Wanting you-don’t-know-what, you are spending most of prom writing into your notebook what you think are poems. You used to rewrite the lyrics to songs on the radio with your own words, but never thought those poems. Tonight you write about auburn hair and sunlight, about beauty and love and darkness, about stars and trees, using phrases like: the trees are skeleton calliopes. Later, you will read from these pages for L and she will hold her breath. Later, you will read from these pages for your psychology teacher and she will say: Gee, kid, you’ve got some issues.

*

 

the seven sins of want: awareness

Wanting no one to see your gut, you hide under oversized T shirts. Even at the beach, you wear the wet, heavy fabric like a flag of shame. You hear your cousins laugh, your aunts saying: Mira, and you yourself look down sometimes at the fabric shaped to the folds of your teenage body. Llantas, your mother calls them, tires made of brown skin, brown flab doubled on itself. You know you could stop keeping candy bars hidden in your room, know you will stop one day, but not today, not after hearing laughter.
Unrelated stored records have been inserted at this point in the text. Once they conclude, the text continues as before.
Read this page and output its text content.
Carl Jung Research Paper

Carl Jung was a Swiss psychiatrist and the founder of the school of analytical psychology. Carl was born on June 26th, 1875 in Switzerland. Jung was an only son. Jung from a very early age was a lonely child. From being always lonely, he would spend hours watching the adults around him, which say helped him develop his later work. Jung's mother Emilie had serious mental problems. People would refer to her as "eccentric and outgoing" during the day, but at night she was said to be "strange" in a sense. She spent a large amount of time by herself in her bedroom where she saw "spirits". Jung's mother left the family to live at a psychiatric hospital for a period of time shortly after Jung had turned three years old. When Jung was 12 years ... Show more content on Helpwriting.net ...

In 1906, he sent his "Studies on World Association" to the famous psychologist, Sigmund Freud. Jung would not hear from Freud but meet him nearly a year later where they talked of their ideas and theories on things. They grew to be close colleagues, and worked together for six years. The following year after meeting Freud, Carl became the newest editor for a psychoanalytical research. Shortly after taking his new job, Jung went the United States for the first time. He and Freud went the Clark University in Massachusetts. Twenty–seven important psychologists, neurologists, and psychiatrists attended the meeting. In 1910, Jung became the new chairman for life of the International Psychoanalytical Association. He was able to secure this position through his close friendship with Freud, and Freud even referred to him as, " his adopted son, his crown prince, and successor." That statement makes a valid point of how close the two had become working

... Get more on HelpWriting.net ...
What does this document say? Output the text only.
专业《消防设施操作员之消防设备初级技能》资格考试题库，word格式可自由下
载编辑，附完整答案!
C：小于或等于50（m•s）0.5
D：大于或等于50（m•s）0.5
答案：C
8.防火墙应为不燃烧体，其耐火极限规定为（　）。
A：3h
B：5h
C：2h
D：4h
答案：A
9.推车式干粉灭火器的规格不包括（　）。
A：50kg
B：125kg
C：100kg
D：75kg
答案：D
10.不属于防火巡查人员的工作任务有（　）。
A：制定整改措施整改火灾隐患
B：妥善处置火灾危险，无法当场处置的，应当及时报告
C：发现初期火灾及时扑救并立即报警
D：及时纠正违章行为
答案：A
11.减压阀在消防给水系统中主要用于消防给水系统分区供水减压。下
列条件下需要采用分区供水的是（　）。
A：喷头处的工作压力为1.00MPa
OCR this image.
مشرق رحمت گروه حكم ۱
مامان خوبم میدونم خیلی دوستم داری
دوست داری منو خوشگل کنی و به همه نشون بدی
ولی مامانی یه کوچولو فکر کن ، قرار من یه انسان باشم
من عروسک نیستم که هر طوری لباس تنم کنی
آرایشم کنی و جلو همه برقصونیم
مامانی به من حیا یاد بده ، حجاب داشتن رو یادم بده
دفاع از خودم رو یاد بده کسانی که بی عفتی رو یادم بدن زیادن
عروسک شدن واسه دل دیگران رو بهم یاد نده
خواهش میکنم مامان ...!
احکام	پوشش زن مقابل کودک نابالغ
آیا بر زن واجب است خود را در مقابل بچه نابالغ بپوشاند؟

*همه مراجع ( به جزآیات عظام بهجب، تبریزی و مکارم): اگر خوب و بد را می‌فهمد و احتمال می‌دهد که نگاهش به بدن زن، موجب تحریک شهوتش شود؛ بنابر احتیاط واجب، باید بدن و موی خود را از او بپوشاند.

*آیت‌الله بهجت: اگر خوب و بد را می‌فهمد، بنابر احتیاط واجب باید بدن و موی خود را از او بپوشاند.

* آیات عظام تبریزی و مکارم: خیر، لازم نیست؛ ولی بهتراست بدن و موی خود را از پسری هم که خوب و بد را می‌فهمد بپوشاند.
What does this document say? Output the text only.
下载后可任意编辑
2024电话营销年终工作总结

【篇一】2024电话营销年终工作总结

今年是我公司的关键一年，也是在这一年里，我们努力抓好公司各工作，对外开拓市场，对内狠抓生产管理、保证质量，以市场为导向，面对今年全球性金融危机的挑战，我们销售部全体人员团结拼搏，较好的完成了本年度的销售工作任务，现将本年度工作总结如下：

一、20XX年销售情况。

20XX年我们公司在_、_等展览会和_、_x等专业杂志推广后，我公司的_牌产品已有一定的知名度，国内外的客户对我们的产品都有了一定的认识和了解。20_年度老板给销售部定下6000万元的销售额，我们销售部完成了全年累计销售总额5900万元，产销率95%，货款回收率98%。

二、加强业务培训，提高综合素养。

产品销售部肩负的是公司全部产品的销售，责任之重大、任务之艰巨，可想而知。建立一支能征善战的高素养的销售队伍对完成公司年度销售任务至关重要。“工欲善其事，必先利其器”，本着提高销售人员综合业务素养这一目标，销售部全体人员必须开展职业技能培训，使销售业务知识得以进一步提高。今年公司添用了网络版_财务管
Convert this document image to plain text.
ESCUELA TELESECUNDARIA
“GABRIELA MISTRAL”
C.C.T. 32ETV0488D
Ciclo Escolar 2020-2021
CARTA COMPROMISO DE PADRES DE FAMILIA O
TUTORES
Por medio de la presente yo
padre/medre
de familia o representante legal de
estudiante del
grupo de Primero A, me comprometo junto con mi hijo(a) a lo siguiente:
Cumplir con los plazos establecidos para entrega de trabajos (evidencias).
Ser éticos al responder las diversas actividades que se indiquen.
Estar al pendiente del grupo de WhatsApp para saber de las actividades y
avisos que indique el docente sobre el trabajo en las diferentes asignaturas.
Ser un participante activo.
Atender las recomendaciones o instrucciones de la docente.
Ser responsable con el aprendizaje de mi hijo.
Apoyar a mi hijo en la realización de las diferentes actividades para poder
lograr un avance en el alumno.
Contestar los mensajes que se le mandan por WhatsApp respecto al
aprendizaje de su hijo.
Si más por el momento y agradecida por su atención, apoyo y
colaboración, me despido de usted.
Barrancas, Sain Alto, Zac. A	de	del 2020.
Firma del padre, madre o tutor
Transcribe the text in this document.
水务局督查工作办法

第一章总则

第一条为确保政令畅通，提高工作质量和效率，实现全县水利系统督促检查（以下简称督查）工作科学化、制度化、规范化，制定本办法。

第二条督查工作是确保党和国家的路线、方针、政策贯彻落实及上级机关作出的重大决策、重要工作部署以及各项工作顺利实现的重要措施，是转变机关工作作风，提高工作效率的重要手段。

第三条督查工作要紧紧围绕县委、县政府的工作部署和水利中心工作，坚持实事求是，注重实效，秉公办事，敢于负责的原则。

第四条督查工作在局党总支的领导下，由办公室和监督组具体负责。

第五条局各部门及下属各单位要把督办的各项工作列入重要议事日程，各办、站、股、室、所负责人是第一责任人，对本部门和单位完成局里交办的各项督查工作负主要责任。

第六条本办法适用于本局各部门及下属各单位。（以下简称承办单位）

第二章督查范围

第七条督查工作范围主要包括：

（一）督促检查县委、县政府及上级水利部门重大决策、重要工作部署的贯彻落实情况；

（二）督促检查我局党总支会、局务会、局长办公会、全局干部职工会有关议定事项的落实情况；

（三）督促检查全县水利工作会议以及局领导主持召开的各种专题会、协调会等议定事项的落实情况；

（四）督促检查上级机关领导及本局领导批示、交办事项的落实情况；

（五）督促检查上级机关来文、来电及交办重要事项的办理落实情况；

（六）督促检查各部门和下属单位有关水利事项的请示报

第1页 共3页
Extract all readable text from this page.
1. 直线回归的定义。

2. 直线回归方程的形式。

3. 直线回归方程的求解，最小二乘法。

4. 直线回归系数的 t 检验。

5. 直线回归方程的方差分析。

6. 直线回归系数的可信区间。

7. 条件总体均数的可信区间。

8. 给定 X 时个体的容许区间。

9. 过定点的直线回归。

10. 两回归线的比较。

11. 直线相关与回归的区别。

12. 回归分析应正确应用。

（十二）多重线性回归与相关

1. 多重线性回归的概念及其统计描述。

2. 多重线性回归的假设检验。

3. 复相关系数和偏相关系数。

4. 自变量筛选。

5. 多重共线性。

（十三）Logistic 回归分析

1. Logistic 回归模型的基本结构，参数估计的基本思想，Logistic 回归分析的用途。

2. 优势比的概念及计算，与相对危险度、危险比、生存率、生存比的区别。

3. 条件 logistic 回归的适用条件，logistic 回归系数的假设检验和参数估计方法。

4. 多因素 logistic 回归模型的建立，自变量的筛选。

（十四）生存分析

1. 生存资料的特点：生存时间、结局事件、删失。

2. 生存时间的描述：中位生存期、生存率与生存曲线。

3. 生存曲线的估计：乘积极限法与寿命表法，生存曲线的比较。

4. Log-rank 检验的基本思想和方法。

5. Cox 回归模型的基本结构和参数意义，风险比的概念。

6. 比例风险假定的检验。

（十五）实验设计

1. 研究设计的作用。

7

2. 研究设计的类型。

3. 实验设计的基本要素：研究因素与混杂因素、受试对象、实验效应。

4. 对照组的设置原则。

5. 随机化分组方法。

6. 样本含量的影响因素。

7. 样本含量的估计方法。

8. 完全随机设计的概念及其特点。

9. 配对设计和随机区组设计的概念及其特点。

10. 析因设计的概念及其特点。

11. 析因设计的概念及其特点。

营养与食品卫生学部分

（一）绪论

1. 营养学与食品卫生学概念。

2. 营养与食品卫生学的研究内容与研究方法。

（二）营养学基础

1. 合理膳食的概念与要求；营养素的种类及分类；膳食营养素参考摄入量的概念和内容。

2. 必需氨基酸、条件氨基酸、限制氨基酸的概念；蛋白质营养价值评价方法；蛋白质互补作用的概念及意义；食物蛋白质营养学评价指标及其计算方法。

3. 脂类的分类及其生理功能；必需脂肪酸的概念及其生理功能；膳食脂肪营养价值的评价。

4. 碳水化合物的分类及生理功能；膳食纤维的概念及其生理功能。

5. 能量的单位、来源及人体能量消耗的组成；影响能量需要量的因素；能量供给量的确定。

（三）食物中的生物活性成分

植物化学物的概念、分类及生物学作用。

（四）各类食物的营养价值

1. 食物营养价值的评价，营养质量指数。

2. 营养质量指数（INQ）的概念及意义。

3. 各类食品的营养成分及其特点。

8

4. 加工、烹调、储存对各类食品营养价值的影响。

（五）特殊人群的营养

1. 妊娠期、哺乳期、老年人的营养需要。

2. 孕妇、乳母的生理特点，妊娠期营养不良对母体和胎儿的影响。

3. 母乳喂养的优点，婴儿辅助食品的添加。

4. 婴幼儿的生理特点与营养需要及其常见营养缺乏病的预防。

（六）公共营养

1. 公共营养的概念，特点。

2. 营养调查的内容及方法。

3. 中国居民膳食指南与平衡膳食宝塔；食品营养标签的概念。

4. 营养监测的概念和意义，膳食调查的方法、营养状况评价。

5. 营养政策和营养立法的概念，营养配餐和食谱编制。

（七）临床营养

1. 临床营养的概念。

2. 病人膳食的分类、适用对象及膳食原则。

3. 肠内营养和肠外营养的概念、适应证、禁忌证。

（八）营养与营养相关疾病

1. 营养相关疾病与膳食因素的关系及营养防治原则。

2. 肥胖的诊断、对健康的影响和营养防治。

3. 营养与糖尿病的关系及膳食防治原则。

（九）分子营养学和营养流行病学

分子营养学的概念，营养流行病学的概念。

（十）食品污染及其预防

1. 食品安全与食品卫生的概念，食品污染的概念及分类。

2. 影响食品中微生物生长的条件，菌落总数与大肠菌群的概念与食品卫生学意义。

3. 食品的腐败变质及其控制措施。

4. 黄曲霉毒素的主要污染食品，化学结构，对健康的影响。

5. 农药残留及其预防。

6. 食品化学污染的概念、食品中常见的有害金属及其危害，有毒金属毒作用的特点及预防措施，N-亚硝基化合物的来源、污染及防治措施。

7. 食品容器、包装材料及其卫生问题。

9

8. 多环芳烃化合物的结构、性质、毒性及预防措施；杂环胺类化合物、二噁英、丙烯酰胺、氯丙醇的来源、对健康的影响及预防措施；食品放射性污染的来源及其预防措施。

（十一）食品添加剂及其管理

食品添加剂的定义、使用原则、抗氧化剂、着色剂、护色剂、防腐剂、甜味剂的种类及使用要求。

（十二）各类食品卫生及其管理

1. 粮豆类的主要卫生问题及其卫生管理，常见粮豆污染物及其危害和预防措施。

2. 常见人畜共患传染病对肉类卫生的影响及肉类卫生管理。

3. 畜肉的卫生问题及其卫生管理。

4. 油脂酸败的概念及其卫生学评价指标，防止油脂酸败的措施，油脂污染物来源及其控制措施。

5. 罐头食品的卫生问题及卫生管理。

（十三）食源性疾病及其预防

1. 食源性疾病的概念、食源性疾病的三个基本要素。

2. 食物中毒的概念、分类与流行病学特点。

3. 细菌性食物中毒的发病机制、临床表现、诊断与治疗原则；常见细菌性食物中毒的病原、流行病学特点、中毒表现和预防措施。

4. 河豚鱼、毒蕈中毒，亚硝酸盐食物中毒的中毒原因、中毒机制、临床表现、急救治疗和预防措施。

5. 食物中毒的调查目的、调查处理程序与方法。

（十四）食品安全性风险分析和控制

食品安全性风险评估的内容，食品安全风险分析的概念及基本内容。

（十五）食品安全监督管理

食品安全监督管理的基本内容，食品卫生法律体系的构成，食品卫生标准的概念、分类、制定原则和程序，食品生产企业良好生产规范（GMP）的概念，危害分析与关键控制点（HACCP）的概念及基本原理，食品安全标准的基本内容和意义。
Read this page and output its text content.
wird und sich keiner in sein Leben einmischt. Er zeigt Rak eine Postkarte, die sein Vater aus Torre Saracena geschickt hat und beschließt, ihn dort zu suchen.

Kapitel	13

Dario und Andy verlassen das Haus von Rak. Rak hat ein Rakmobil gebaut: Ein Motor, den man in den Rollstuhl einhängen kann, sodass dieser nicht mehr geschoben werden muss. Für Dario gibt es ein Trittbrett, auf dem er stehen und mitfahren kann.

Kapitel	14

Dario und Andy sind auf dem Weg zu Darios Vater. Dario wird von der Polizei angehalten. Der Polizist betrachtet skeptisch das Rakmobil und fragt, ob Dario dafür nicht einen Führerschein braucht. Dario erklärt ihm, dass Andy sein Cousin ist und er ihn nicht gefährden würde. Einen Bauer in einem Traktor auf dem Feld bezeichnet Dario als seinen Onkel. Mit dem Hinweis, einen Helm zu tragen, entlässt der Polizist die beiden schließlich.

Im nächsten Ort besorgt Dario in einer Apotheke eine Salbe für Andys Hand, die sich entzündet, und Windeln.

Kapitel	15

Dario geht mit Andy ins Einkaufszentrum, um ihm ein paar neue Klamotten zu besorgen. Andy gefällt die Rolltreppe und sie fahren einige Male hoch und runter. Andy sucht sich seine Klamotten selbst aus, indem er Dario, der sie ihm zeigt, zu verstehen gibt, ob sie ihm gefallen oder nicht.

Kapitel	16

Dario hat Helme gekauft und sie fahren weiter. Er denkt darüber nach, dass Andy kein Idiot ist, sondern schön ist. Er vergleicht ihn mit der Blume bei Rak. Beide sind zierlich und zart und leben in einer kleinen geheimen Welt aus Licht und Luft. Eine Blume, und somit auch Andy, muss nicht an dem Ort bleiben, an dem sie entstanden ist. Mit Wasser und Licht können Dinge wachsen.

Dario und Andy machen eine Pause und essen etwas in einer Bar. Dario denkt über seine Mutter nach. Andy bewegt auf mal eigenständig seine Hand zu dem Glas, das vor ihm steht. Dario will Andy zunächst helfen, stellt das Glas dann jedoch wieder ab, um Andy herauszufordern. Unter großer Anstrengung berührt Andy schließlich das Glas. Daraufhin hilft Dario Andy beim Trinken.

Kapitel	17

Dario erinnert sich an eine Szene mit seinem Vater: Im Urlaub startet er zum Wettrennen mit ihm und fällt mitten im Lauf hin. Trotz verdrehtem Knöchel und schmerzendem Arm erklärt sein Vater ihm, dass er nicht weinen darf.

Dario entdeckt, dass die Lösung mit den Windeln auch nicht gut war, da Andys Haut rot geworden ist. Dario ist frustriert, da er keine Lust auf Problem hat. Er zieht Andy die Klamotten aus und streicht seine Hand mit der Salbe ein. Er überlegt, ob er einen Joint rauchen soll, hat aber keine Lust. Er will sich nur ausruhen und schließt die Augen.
You will open the drawer and find them, the Snickers brown wrappers bright as the wet skin you keep hidden, each bar as wide as a fold you blame yourself, your mouth, your body for, a fold you are sure is family, your mother as she wraps a black trash bag around her torso, then begins pedaling on the exercise bike in the living room, the plastic breaking with light and dark as she turns to you and says: Tenemos que enflacar—We must thin ourselves down.

*

Wanting to look big and play the part, you ask her to drop you off in front of the hotel so you can run in and pay for the room; L tells you to crank the A/C, that’s all she cares about. Later, you’ll remember driving to the hotel together meant driving past the projects where your family first lived, the side of Corpus you could afford then, the side of Corpus known around the city in jokes and warnings. You won’t be you and I won’t be me, L said.

*

Wanting you-don’t-know-what, L undoes the buttons of her dress slowly, pats your chest, asks you to: Slow down, enjoy this as I do.

*

Wanting you-don’t-know-what, L whispers that you are seventeen, yes, but soon you’ll be eighteen, and eighteen goes on and has romances, and eighteen goes on and wears condoms (not like this first time), and eighteen tells her all about the world you go and see, but eighteen doesn’t talk about this, yes?

*

Want to remember the feeling of you and L’s bodies together as you wait afterwards outside the hotel for a friend to pick you up, you begin to think the sun a symbol of unbuttoning a shirt, of hair being let down, of wanting to talk about a secret, and at the same time wanting to keep it a lousy, fucking secret.

*

Want to remember every word spoken, every gesture, but you keep coming back to L whispering: Keep this to yourself, then gripping your hand so hard there is no room for you to speak up.